Encoding | Command | Data | Description |
---|---|---|---|
000 | NOP | N/a | Do nothing |
001 | LOAD_START | Setting 0-25 (A-Z) | Set the start position of a rotor. Do this three times in succession to set each of the three rotors (right to left) |
010 | LOAD_RING | Setting 0-25 (A-Z) | Set the ring setting of a rotor. Do this three times in succession to set each of the three rotors (right to left) |
011 | RESET | N/a | Go back to the initial state |
100 | SCRAMBLE | Input char 0-24 (A-Z) | Run a letter through the rotor. The Ready signal will be asserted when the scrambled character is output |
101 | LOAD_PLUG_ADDR | Src 0-25 (A-Z) | Set an internal register to where the start of the plug should go. This command should be followed by LOAD_PLUG_DATA to set the destination |
110 | LOAD_PLUG_DATA | Dst 0-25 (A-Z) | Set the other end of the plug. Note that this connection is unidirectional, so if you want A,B connected, then you need to do two sequences of these commands to first set A->B and then B->A |
111 | SET_ROTORS | Rotor 0-4 | Pick the Rotor type for each slot where Rotor I=0, Rotor II=1, ... Rotor V=4. Do this three times in succession to pick each of the rotors (right to left). Default is Rotor I, II, III from right to left, where Rotor I is closest to the plugboard |
Please see the FSM command docs for the exact set of commands and syntax available.
Most of the FSM is self-explanatory. The only tricky part is the way the double-step is implemented; we use a state variable double_step to note when the next character should double step Rotor 1 and step Rotor 2.

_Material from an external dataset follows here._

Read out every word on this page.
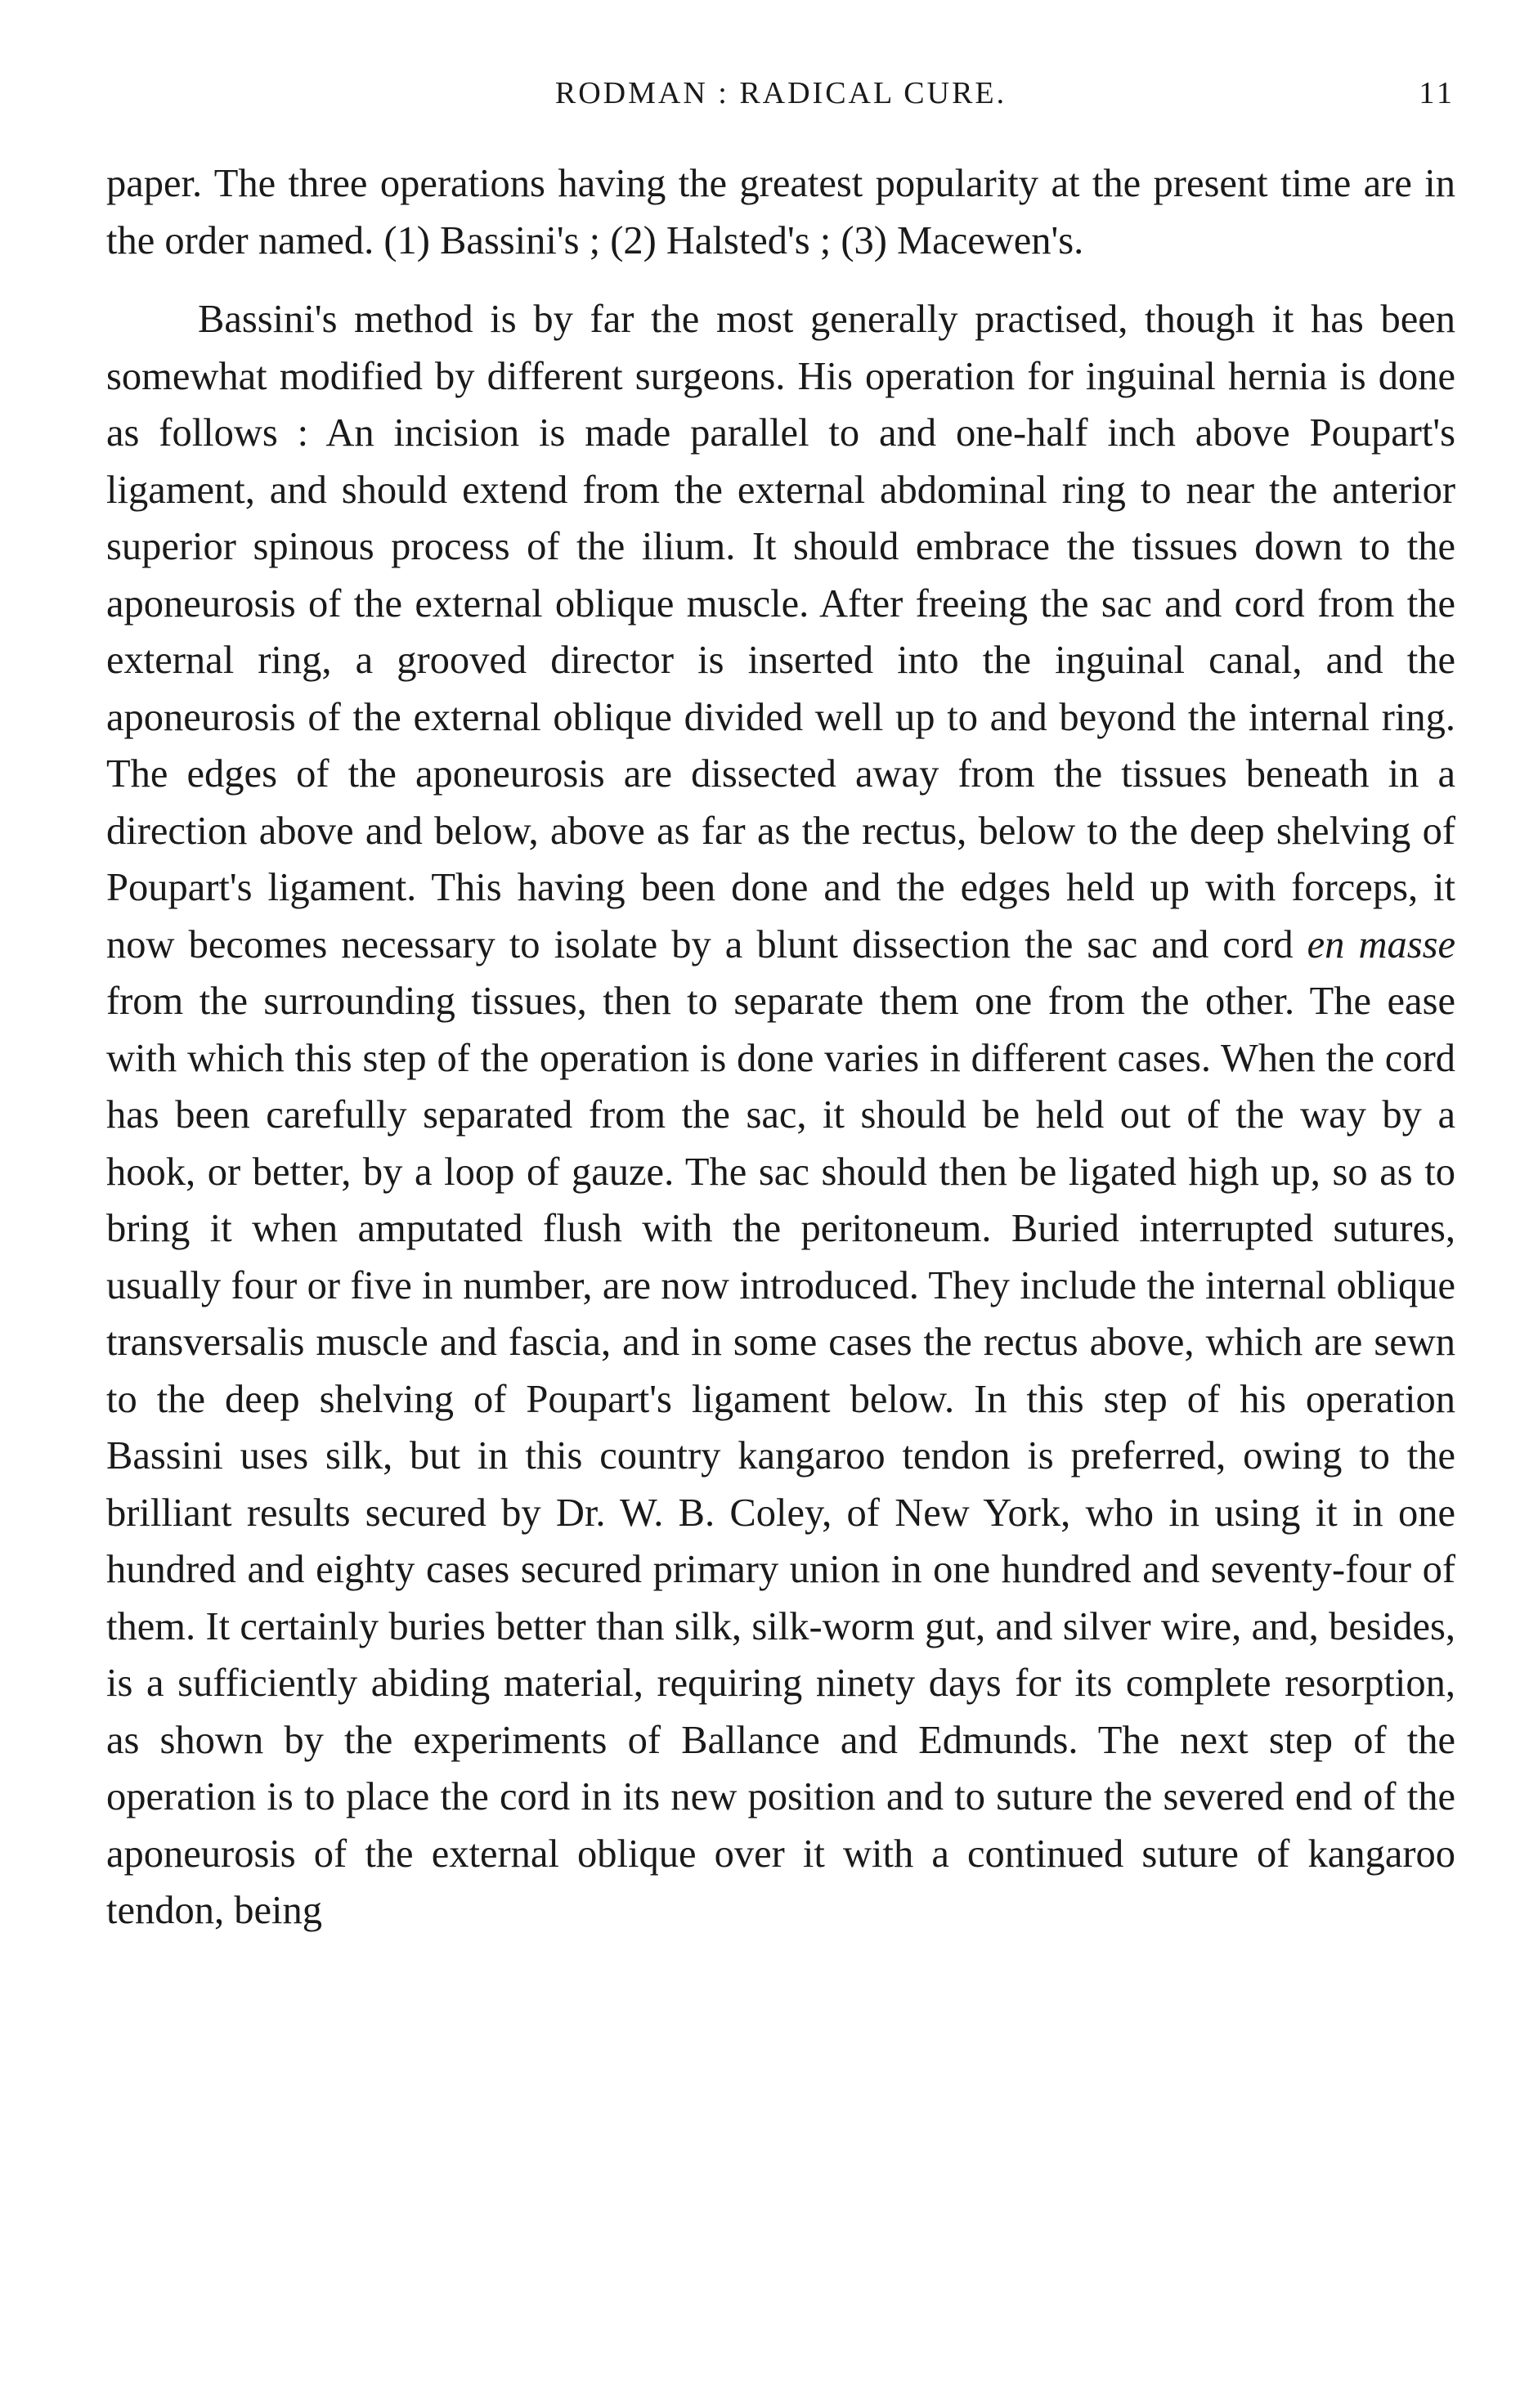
RODMAN : RADICAL CURE.	11

paper. The three operations having the greatest popularity at the present time are in the order named. (1) Bassini's ; (2) Halsted's ; (3) Macewen's.

Bassini's method is by far the most generally practised, though it has been somewhat modified by different surgeons. His operation for inguinal hernia is done as follows : An incision is made parallel to and one-half inch above Poupart's ligament, and should extend from the external abdominal ring to near the anterior superior spinous process of the ilium. It should embrace the tissues down to the aponeurosis of the external oblique muscle. After freeing the sac and cord from the external ring, a grooved director is inserted into the inguinal canal, and the aponeurosis of the external oblique divided well up to and beyond the internal ring. The edges of the aponeurosis are dissected away from the tissues beneath in a direction above and below, above as far as the rectus, below to the deep shelving of Poupart's ligament. This having been done and the edges held up with forceps, it now becomes necessary to isolate by a blunt dissection the sac and cord en masse from the surrounding tissues, then to separate them one from the other. The ease with which this step of the operation is done varies in different cases. When the cord has been carefully separated from the sac, it should be held out of the way by a hook, or better, by a loop of gauze. The sac should then be ligated high up, so as to bring it when amputated flush with the peritoneum. Buried interrupted sutures, usually four or five in number, are now introduced. They include the internal oblique transversalis muscle and fascia, and in some cases the rectus above, which are sewn to the deep shelving of Poupart's ligament below. In this step of his operation Bassini uses silk, but in this country kangaroo tendon is preferred, owing to the brilliant results secured by Dr. W. B. Coley, of New York, who in using it in one hundred and eighty cases secured primary union in one hundred and seventy-four of them. It certainly buries better than silk, silk-worm gut, and silver wire, and, besides, is a sufficiently abiding material, requiring ninety days for its complete resorption, as shown by the experiments of Ballance and Edmunds. The next step of the operation is to place the cord in its new position and to suture the severed end of the aponeurosis of the external oblique over it with a continued suture of kangaroo tendon, being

Amaranth makes it very easy to take such a diagram and generate FSMs. Each state has a string name, and it's very straightforward to write out the state transitions without having to deal with the encoding of states.
with m.FSM():
with m.State("Initial"):
m.d.comb += [
inc.eq(0),
din_sel.eq(Din.DIN),
is_ltor.eq (0),
self.load_start.eq(0),
self.load_ring.eq(0),
]
m.d.sync += [
cnt.eq(0),
double_step.eq(0),
]
m.next = "Get command"
with m.State("Get command"):
m.d.comb += [
self.ready.eq(1),
self.plugboard_en.eq(0),
]
with m.Switch(self.cmd):
with m.Case(Cmd.RESET):
# TODO: figure out how to reset
m.next = "Initial"
with m.Case(Cmd.LOAD_START):
m.d.sync += cnt.eq(cnt+1)
m.next = "Load start"
with m.Case(Cmd.LOAD_RING):
m.d.sync += cnt.eq(cnt+1)
m.next = "Load ring"
with m.Case(Cmd.SET_ROTORS):
m.d.sync += cnt.eq(cnt+1)
m.next = "Set rotors"
with m.Case(Cmd.LOAD_PLUG_ADDR):
m.next = "Load plug addr"
with m.Case(Cmd.LOAD_PLUG_DATA):
m.next = "Load plug data"
with m.Case(Cmd.SCRAMBLE):
m.next = "Scramble"
with m.Default():
m.next = "Get command"
...
3 Testing
I'll add more in a separate article here.
4 Synthesis Results
Once synthesized into SKY130 with Yosys and place and routed, we end up with the following metrics:
Metric | Value |
---|---|
Utilization | 82.9% |
Cell count | 1565 |
Dffs | 67 dfxtp |
Latches | 130 dlxtp |
Frequency | 35MHz (target) |
PD execution | 7m 54s |
5 Summary
That wraps up this series on implementing an Enigma cipher machine on Skywater 130nm CMOS process. I wasn't sure I'd be able to squeeze everything into the ~160um x 100um area budget, but working with Amaranth HDL made it faster to converge on a working solution. Once the chips are back (late 2025, early 2026?), I'll post another article on how the testing goes. I hope everyone reading this thinks about doing a TinyTapeout project; the people there have done an amazing job of making chip design accessible for almost anyone!